# I loved this photo!



## Mitts & Tess (Sep 4, 2004)

I loved this photo. This will be me one day. An old lady feeding ferals!


----------



## Marcia (Dec 26, 2010)

Me too!! My greatest hope is to be a hope to others.....and since I'm not especially fond of most people - except those that lurk here of course, that means cats!


----------



## emilyatl (Sep 9, 2013)

Aww, how sweet! I really hope I'm not the only one who drives around with a kennel, water & food dishes, jugs of water, food, towels, and a first aid kit in my trunk! You never know what you'll find when driving around. I don't have any colonies I feed (yet) other than the ones in my yard, but I've stopped several times to pick up and feed strays in need.


----------



## kittiesmom (Aug 27, 2013)

Snap. me too,


----------



## Greenport ferals (Oct 30, 2010)

That's already me.
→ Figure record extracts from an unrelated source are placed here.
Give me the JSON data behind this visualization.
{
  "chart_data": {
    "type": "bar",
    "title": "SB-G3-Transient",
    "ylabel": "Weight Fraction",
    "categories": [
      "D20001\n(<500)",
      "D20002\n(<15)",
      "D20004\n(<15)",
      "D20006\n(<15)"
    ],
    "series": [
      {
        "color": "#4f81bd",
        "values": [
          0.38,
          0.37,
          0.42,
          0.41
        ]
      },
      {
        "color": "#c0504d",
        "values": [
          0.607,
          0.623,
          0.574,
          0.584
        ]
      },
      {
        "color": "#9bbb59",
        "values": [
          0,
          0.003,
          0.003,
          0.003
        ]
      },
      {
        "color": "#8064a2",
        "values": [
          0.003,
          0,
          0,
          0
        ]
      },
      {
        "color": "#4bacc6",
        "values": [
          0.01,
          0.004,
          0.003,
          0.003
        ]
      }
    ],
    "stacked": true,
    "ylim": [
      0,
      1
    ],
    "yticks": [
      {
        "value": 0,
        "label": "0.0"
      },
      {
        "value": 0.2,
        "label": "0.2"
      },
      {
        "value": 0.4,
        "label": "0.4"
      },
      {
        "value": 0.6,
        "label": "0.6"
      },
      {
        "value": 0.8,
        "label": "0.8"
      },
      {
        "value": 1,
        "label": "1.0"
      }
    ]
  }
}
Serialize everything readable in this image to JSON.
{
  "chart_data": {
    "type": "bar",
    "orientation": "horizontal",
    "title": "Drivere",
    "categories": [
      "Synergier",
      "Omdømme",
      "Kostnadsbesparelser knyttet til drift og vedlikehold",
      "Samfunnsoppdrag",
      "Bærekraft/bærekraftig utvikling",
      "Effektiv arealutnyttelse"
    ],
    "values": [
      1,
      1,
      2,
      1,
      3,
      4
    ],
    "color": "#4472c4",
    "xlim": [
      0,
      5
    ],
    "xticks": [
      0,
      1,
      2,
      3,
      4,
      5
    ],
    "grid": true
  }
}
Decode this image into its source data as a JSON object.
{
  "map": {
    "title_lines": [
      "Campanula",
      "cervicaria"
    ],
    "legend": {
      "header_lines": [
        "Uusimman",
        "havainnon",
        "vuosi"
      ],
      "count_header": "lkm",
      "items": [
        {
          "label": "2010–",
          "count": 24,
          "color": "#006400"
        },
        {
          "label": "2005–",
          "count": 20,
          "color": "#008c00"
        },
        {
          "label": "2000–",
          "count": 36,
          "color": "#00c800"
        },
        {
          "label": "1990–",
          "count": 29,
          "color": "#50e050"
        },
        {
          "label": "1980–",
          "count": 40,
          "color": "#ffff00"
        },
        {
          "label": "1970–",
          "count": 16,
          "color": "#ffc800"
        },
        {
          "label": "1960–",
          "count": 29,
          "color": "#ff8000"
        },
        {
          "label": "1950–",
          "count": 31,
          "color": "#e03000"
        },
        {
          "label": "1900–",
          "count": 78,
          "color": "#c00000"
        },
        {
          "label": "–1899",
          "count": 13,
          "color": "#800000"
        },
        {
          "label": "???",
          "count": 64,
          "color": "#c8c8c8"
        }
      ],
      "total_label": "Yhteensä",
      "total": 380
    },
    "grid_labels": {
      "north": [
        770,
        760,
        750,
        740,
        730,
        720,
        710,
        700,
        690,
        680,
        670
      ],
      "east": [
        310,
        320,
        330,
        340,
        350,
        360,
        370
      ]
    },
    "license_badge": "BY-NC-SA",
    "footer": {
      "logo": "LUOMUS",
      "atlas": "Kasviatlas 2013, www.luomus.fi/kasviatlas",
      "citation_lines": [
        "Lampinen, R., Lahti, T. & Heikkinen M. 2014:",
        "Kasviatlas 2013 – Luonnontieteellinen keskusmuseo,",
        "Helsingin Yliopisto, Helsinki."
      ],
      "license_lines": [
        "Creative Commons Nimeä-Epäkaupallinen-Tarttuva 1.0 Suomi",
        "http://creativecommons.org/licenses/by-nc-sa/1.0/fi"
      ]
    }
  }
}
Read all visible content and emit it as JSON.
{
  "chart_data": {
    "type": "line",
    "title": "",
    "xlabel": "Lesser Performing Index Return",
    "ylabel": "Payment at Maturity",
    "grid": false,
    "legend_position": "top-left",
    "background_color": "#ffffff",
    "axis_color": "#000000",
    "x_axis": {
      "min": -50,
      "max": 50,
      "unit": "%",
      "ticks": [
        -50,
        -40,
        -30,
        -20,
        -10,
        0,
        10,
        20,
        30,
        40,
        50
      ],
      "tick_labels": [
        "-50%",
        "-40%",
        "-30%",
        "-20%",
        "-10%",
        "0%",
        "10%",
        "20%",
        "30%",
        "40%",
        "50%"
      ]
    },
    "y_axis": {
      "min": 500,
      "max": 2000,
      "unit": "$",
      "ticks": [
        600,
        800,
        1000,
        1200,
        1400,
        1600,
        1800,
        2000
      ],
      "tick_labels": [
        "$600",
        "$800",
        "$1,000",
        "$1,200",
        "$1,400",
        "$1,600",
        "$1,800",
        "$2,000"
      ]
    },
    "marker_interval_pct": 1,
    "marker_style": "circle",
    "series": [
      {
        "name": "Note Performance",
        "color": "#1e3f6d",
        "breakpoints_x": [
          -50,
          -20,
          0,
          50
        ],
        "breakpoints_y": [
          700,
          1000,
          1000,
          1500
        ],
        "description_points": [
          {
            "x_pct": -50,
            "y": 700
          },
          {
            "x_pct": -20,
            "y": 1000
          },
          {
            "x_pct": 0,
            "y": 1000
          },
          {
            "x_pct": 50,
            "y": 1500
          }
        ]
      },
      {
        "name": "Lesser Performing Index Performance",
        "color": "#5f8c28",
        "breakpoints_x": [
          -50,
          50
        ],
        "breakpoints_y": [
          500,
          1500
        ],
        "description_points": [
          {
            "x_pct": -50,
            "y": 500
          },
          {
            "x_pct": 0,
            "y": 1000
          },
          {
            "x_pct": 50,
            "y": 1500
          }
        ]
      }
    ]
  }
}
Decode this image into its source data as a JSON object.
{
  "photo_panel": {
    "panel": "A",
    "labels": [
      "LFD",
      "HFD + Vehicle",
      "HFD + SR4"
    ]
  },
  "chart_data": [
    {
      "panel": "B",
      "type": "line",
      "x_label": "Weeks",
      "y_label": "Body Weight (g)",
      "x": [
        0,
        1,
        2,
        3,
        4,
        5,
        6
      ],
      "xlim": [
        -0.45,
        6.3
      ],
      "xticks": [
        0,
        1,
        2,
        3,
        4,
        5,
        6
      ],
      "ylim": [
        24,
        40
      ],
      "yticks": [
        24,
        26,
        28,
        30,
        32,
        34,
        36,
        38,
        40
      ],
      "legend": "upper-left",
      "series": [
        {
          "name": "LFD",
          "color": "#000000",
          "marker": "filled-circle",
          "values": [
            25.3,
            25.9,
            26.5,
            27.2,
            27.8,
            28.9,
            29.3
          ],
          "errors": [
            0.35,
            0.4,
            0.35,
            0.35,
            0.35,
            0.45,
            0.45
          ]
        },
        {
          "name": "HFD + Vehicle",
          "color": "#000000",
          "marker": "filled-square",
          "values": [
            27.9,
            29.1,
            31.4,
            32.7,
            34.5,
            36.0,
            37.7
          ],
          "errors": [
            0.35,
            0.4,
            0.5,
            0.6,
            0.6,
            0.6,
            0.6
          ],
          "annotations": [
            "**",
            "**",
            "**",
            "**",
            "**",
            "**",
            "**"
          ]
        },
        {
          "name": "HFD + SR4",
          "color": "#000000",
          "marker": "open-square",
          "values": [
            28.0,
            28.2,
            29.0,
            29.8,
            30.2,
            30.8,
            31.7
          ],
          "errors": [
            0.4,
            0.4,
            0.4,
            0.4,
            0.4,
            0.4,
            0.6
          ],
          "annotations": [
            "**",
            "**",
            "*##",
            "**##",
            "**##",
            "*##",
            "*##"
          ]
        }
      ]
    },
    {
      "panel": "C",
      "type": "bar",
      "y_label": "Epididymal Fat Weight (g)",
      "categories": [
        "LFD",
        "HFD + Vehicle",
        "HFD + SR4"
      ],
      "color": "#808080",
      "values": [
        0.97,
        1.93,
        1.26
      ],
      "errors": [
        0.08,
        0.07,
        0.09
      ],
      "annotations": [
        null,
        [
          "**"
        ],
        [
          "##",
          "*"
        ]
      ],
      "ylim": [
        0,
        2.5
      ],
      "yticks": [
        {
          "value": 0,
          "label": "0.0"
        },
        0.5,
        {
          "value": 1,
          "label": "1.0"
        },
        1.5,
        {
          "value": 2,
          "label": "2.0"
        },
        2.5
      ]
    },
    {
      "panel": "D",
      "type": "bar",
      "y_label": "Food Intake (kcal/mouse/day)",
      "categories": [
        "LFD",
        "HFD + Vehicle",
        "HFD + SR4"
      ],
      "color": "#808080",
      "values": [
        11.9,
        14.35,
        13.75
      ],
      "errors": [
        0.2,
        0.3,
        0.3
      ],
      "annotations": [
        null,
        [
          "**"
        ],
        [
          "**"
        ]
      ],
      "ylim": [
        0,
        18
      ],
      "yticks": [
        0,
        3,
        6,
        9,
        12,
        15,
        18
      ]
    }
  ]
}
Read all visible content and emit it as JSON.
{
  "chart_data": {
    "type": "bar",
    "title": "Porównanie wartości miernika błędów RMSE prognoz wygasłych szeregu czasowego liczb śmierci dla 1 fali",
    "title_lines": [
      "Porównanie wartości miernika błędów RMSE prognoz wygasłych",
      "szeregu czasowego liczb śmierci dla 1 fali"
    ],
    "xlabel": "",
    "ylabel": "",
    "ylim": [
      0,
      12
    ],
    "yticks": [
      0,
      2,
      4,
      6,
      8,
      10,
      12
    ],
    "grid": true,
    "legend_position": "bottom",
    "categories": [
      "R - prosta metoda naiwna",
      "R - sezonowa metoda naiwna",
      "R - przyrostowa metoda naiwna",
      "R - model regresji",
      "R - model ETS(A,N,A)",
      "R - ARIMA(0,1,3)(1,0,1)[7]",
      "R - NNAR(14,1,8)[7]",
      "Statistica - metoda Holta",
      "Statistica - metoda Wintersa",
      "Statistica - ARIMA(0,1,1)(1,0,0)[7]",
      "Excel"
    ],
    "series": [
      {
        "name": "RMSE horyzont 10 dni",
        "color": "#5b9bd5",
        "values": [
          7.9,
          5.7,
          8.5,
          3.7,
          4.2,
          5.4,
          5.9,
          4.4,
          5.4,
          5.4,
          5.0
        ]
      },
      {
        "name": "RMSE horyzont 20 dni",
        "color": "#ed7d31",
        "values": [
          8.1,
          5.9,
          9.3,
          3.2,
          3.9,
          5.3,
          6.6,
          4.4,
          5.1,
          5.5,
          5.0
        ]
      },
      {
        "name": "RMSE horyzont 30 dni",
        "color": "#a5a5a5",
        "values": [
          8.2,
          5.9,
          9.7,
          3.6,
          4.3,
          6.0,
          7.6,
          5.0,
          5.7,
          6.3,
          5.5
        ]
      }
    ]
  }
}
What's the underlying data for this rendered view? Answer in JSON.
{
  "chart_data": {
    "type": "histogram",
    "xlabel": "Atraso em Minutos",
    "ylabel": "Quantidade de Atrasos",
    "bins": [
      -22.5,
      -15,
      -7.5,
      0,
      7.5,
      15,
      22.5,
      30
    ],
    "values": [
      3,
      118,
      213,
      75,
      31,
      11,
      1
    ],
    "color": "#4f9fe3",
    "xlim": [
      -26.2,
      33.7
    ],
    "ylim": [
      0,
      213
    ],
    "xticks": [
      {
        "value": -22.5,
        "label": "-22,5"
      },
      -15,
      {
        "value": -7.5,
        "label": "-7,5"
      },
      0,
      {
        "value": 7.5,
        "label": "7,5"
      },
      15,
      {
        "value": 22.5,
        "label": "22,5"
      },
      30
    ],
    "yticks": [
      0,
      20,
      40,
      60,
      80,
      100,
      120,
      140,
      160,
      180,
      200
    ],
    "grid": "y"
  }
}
Looks just like me.


----------



## bobbycos (Aug 5, 2013)

i carry a can or two or store brand mini can in my backpack for any ferals i run into that i can get near to.


----------



## dt8thd (Jan 7, 2013)

Yep, looks about right. 

I keep cans of cat food in my purse, just in case.


----------



## yogakitty (May 2, 2013)

Do you know of any particular colonies in the GTA? I'm right down town at the Distillery. I'm trying to find out how I can volunteer locally to help out ferals since I can't have any other cats right now...maybe a foster...but anyways, I haven't seen any ferals around here.


----------



## Mitts & Tess (Sep 4, 2004)

Hope Toronto members respond!


----------